The current AKP government, led by President Recep Tayyip Erdogan, has almost complete control over the judiciary and legislative processes and oftentimes does not abide by the freedoms granted to individuals by Turkish law. The criminal justice system violates defendants' right toTurkey's due process and often arrests and detains people on arbitrary and circumstantial evidence. Erdogan has worked to replace judges that do not support the regime, usually ones accused of associating with the Gulen movement, with those who will purge political dissidents as it suits the President. Additionally, the criminal justice system routinely violates human dignity and basic needs through the unchecked torture and abuse of prisoners. On a localized level, police forces often participate in violence, with there being several examples of police brutality in response to peaceful protests.

Affronts to civil liberties are enforced by corrupt policing and are upheld by the judiciary. Checks and balances between different sectors of society and the government are almost nonexistent. Erdogan uses the political structure to his advantage while instilling a state of fear in those who speak out or disagree with his rule: individuals or groups cannot criticize the regime or Erdogan without legal, political, and personal repercussions to their careers or livelihoods. The regime ruthlessly limits freedom of assembly, unionization, expression, and access to information under the guise of anti-terrorism efforts that target those bold enough to protest Turkey's human rights abuses and discriminatory policies.

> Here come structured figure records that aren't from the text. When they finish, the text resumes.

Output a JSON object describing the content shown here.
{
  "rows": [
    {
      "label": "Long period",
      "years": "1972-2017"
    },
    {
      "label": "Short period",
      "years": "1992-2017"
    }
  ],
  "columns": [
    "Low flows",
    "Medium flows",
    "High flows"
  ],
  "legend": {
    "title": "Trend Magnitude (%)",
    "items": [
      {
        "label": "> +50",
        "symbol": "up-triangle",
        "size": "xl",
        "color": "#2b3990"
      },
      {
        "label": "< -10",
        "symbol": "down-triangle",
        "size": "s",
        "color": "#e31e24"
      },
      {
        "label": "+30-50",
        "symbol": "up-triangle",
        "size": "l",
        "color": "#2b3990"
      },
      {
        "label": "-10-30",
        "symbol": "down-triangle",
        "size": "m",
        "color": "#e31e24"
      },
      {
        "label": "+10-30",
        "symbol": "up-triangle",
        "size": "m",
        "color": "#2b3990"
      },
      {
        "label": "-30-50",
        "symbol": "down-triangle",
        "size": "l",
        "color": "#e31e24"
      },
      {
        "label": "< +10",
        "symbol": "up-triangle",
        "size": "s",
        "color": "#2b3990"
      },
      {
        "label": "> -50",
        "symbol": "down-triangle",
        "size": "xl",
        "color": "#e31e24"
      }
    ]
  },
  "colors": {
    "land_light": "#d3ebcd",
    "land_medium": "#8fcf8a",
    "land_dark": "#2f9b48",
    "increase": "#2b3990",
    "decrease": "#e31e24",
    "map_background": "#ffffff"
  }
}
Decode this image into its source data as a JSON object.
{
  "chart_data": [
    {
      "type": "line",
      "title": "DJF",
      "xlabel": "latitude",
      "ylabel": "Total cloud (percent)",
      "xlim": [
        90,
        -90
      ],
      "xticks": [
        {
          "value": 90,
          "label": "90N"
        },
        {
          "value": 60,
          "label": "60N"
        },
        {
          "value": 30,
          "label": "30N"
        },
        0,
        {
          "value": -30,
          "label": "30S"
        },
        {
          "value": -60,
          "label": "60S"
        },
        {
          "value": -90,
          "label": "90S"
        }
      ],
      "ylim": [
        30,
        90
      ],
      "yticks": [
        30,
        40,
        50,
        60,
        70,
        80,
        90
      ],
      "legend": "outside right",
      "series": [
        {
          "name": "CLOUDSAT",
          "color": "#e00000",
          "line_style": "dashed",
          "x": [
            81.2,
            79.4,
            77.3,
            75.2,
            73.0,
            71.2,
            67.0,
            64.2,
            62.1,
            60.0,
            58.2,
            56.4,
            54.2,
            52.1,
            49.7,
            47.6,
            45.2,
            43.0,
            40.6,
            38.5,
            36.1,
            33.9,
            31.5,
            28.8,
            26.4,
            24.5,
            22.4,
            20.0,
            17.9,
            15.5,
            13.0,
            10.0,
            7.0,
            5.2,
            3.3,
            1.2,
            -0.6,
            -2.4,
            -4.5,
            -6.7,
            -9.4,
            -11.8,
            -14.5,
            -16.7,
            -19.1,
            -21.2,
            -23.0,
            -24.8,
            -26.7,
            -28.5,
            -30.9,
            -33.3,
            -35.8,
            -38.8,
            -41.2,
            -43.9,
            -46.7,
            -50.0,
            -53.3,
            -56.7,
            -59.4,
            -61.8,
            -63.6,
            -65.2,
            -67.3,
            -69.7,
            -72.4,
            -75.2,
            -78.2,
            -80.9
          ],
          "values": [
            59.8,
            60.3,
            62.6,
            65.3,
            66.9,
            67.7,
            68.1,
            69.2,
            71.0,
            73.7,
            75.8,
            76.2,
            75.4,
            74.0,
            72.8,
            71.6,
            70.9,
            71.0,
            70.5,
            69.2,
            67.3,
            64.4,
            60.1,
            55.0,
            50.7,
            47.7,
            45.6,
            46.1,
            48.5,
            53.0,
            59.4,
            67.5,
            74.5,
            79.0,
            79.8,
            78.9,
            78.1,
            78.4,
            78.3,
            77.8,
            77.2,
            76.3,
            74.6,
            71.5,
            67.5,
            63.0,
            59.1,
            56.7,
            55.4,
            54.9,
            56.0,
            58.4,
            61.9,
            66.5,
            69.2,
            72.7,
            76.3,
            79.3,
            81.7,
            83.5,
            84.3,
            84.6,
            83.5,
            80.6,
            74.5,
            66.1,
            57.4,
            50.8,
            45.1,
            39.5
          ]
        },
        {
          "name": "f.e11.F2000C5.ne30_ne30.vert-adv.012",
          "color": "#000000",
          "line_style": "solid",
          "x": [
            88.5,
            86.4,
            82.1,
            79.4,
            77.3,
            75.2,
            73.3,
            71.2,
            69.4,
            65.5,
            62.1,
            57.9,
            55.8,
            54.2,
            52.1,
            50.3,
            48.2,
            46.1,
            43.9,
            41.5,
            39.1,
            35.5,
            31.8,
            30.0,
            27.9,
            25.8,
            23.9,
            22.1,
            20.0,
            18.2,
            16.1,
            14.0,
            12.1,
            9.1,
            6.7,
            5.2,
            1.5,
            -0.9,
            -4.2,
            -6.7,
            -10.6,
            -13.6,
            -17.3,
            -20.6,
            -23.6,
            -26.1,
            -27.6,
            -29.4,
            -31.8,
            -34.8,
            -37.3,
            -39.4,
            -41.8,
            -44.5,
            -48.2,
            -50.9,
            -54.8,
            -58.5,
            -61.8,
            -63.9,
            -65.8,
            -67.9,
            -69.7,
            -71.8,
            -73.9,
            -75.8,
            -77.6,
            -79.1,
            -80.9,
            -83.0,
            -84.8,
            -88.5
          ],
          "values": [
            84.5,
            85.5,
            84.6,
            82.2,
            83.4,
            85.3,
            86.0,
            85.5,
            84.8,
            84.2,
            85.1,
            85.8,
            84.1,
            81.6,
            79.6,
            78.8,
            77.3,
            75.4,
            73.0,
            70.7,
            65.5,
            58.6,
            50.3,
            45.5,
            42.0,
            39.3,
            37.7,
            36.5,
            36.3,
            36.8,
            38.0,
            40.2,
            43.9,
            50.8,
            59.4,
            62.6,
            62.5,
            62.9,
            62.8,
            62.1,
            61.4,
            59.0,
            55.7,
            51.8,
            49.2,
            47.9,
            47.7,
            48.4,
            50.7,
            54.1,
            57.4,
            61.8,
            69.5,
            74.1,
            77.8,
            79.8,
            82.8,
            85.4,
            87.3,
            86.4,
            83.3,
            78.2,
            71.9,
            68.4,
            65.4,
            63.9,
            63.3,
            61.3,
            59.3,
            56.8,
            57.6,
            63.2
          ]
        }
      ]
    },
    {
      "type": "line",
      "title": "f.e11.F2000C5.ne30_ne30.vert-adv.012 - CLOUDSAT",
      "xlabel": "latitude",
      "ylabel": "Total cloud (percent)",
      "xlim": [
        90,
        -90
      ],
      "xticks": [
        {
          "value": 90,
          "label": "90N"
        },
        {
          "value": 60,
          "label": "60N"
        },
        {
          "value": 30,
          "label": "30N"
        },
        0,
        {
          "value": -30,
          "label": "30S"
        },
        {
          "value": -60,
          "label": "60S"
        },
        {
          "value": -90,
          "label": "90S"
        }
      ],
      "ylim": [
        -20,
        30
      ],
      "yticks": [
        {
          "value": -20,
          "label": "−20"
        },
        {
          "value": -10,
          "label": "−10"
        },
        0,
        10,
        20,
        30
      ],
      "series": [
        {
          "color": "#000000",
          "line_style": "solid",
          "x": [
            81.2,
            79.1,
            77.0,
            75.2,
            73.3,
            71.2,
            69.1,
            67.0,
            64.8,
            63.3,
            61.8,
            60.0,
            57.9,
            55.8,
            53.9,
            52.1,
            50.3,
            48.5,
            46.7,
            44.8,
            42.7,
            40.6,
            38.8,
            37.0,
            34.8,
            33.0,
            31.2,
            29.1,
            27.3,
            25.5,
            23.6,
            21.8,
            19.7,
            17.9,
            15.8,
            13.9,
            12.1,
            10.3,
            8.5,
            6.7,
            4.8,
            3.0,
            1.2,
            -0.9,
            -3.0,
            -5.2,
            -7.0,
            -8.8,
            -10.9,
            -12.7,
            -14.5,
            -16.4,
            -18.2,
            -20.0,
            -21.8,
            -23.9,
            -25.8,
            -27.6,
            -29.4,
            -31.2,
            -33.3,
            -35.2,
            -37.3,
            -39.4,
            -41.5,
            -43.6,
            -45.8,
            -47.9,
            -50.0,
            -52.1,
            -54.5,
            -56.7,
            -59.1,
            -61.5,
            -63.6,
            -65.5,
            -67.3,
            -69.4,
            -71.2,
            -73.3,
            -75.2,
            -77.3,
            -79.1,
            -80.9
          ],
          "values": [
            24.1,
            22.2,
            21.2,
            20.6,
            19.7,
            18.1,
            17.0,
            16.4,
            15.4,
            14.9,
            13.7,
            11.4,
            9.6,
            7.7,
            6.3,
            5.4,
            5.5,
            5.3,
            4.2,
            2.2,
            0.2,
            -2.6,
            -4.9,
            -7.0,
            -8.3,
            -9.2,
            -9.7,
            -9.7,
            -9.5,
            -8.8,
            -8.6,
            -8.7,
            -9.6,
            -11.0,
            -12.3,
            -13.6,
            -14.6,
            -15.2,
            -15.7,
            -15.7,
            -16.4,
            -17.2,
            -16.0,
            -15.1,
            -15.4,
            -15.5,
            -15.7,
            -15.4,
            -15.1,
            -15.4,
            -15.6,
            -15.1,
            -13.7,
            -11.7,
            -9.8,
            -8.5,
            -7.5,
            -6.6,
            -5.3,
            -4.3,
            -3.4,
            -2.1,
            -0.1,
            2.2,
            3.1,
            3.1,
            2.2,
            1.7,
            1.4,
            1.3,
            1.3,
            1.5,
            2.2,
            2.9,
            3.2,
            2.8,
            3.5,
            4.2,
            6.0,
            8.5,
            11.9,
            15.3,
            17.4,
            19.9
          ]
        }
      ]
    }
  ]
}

While Turkey does hold frequent elections, there are significant barriers to entry for opposition political parties. The ruling AKP party currently occupies the majority in parliament, and it is difficult for opposition parties to begin or gain traction. Media coverage largely focuses on and supports the AKP, and censorship and information blocking are defining characteristics of the regime's control over news, social media, and the press. Representation in politics and media remains hostile to women and other marginalized groups despite de jure laws that do not prohibit their participation.